Um mês e dois dias após a identificação do corpo de Lazinho Teodoro Cintra, de 68 anos, no Jardim Piratininga, em Franca, o caso segue sob investigação da Polícia Civil. Apesar dos avanços, como a existência de um suspeito, até esta terça-feira, 28, o homem ainda não foi localizado e as circunstâncias da morte permanecem sem esclarecimento oficial.
O corpo de Lazinho foi encontrado no dia 24 de março, em uma área de mata no Jardim Piratininga, em Franca. A confirmação da identidade ocorreu dias depois, na quinta-feira, 26, após exames realizados pelo IML (Instituto Médico Legal), já que o cadáver estava em avançado estado de decomposição, o que impossibilitou o reconhecimento visual.
De acordo com o delegado responsável pelo caso, Luciano Cintra, as investigações continuam em andamento e não foram interrompidas. Ele confirmou que já há um suspeito identificado, mas informou que o nome não será divulgado neste momento. O indivíduo ainda não foi encontrado pelas autoridades. A causa da morte também será oficialmente divulgada apenas na conclusão do inquérito.
O corpo foi localizado em uma APP (Área de Preservação Permanente), às margens da avenida Vereador José Granzotti. A vítima estava caída em meio à vegetação, com o rosto coberto por um saco plástico e as mãos amarradas - elementos que levantaram, desde o início, a suspeita de crime. O rosto estava completamente desfigurado.
No dia em que o corpo foi encontrado, o filho da vítima, Roni Teodoro, esteve no local e chegou a reconhecer peças de roupa, como a bermuda e o cinto. No entanto, segundo a perícia, apenas as vestimentas não eram suficientes para a identificação oficial, que só foi confirmada posteriormente por exames no IML.
Lazinho morava na rua Minas Gerais, no bairro Vila Aparecida, em Franca, e era natural de Claraval (MG). Ele estava desaparecido desde o dia 15 de março, quando foi visto pela última vez na região onde vivia. Desde então, não houve mais contato com familiares.
Segundo o boletim de ocorrência, o idoso morava sozinho e era diabético, o que aumentava a preocupação da família, já que poderia sofrer complicações de saúde. O celular estava desligado, e a casa não apresentava sinais de arrombamento, com os pertences permanecendo no local - o que indica que ele pode ter saído sem levar objetos pessoais.

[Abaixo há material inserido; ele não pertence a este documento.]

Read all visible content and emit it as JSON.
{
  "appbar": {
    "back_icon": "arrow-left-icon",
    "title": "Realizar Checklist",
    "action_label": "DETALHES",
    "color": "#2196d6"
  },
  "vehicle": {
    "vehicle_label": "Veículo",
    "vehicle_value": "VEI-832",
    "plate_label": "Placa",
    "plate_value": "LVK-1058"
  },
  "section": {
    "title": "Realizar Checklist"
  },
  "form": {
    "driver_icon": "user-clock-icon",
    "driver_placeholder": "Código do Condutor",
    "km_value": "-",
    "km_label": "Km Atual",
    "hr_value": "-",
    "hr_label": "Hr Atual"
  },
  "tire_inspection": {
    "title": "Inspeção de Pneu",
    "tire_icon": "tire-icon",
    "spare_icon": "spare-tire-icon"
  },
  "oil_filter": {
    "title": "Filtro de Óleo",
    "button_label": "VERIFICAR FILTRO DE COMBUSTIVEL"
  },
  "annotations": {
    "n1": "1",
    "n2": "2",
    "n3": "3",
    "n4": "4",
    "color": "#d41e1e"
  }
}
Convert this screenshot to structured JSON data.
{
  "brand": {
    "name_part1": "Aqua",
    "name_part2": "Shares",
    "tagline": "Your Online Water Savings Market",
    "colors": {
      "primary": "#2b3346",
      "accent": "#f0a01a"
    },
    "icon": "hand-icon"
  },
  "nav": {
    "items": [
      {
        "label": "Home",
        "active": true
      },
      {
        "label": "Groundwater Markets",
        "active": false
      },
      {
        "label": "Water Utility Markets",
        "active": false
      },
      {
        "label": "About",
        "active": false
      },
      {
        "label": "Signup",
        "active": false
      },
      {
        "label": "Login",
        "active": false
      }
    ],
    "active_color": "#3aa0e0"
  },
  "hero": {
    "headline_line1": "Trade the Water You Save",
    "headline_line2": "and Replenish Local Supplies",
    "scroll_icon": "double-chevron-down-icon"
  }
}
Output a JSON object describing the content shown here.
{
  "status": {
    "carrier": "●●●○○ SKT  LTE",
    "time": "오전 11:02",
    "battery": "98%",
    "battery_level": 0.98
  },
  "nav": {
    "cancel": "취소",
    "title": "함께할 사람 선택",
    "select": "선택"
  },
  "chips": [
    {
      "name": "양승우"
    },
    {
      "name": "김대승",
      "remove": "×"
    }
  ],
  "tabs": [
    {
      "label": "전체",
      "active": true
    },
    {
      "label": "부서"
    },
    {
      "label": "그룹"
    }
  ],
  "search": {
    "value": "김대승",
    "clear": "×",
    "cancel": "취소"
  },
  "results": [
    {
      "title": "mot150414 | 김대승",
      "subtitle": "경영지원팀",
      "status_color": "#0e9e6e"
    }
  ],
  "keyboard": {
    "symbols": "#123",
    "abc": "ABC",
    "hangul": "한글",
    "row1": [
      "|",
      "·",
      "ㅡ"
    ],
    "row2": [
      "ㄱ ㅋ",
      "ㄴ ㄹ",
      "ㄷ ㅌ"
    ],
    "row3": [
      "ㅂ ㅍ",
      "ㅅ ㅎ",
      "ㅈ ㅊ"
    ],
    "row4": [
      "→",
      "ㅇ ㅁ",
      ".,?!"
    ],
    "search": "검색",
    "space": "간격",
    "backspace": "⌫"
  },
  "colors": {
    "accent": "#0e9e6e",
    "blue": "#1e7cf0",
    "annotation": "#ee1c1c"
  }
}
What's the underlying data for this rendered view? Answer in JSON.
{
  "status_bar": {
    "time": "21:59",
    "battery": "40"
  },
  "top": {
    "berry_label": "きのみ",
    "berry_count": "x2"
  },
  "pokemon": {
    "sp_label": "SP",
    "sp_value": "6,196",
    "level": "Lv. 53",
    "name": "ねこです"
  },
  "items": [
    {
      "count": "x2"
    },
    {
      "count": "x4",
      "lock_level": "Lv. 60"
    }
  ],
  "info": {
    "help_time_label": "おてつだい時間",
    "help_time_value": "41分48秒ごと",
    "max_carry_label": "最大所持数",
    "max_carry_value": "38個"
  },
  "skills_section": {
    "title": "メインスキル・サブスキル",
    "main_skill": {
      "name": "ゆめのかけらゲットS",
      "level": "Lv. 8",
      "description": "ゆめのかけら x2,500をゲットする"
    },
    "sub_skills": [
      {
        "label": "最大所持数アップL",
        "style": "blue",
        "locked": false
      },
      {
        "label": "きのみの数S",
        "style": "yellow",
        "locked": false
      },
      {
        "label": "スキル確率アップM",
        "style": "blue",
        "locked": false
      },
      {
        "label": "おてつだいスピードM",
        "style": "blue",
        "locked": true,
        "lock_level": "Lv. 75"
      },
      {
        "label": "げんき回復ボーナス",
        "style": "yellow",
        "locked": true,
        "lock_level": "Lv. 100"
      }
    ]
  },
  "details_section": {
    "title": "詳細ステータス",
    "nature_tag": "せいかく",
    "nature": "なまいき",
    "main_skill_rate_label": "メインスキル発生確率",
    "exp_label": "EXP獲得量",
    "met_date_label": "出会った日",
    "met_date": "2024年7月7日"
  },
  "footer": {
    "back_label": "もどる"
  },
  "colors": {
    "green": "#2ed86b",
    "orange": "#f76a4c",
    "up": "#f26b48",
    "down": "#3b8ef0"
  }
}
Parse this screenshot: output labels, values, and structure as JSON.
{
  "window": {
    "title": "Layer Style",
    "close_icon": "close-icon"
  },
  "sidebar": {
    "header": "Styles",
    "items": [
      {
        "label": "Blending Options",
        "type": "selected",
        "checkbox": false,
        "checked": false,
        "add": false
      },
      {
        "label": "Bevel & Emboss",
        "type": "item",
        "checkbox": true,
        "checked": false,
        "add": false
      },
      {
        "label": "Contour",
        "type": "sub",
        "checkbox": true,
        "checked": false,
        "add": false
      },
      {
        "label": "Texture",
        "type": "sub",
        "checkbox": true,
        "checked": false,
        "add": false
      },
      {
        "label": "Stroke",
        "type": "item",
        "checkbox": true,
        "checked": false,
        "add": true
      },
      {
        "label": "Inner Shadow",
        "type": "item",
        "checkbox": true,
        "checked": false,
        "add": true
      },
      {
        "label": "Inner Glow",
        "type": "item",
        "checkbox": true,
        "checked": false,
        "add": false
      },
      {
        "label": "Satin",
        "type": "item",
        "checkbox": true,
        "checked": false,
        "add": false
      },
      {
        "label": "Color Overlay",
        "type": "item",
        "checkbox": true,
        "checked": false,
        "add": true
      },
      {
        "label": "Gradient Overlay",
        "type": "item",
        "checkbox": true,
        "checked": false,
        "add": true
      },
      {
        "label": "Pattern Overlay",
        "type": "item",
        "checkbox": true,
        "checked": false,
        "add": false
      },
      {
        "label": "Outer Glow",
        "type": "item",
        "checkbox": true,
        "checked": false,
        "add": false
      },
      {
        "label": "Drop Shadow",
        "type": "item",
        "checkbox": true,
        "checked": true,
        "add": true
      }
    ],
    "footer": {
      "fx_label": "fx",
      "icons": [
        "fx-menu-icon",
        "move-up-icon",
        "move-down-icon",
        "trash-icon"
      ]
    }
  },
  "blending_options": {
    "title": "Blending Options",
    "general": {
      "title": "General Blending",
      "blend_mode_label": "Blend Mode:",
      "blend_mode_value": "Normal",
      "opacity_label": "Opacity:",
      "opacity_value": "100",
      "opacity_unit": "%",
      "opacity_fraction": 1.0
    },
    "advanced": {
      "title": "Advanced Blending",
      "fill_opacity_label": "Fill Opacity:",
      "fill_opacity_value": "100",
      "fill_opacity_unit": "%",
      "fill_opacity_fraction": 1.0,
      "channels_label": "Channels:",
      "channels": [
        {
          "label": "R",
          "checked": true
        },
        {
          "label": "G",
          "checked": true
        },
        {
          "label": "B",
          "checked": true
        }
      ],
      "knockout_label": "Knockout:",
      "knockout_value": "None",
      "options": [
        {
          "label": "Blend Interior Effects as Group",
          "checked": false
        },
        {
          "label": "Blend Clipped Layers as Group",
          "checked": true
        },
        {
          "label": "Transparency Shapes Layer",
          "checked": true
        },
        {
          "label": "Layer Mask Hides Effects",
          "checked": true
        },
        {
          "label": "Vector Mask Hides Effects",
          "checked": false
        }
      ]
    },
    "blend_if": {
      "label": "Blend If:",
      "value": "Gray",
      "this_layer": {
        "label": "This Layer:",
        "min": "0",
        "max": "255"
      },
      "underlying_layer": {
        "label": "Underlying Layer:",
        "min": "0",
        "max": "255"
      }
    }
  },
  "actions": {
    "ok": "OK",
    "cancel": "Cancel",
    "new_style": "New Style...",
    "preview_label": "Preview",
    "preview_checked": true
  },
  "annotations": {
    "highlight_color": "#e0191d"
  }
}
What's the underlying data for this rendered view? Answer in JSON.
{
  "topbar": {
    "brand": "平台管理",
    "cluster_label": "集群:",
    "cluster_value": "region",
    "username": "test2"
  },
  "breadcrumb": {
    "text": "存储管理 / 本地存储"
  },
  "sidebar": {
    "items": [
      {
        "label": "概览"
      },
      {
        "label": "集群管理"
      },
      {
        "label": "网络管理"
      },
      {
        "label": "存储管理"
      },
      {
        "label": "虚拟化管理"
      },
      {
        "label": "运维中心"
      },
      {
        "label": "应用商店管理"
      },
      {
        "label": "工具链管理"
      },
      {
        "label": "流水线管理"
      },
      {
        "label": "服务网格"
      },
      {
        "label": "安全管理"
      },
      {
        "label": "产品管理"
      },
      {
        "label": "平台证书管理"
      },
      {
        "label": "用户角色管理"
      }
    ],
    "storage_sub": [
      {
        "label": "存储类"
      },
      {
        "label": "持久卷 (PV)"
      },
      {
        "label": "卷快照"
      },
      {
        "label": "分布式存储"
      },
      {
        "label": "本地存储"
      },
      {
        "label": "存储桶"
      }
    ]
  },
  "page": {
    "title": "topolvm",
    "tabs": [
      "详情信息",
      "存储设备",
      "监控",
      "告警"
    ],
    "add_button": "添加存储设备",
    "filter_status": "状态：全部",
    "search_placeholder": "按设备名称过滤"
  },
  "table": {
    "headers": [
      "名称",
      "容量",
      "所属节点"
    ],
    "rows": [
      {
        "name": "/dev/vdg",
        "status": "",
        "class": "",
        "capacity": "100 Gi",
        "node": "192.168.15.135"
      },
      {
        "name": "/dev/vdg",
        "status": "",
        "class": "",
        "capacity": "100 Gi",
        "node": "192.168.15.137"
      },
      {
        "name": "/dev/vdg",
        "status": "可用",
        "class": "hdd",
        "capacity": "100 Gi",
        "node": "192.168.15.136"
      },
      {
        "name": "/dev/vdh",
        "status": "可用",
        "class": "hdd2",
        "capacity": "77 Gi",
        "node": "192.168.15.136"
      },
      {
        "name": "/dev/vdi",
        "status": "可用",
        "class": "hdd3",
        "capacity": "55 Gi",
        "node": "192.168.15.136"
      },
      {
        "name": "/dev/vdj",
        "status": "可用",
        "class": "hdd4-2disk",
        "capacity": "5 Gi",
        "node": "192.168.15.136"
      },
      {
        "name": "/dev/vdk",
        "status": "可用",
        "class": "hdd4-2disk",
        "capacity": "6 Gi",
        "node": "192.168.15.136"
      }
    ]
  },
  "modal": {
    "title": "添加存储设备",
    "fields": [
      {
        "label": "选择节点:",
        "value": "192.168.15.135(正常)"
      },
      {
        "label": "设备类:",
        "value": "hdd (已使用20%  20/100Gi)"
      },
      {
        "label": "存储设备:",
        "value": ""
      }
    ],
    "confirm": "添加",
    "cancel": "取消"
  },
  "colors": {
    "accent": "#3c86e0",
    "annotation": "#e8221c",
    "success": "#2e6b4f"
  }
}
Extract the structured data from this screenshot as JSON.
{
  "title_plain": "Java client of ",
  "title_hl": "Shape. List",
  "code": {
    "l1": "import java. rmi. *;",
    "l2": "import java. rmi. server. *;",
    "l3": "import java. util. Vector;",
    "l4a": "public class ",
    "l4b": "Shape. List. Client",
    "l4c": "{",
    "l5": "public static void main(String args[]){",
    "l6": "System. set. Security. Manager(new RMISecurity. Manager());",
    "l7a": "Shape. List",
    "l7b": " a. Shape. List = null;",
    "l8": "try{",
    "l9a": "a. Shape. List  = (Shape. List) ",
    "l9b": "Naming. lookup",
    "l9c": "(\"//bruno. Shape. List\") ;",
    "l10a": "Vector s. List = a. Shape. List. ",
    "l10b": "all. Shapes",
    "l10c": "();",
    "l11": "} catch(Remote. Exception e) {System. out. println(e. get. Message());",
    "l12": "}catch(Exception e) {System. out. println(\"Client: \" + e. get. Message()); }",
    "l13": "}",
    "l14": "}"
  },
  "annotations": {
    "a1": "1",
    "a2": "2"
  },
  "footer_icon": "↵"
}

O corpo foi encontrado por um pedestre que atravessava a mata por um atalho. Ao se deparar com a cena, ele acionou a Polícia Militar, que isolou a área para o trabalho da perícia.
Mesmo após mais de um mês, o local onde o corpo foi localizado ainda permanece com roupas e faixas de isolamento. Segundo a Secretaria do Meio Ambiente de Franca, a limpeza da área já está programada e deve ser realizada na primeira semana de maio.
A Polícia Civil segue investigando o caso para esclarecer as circunstâncias da morte e confirmar se houve crime.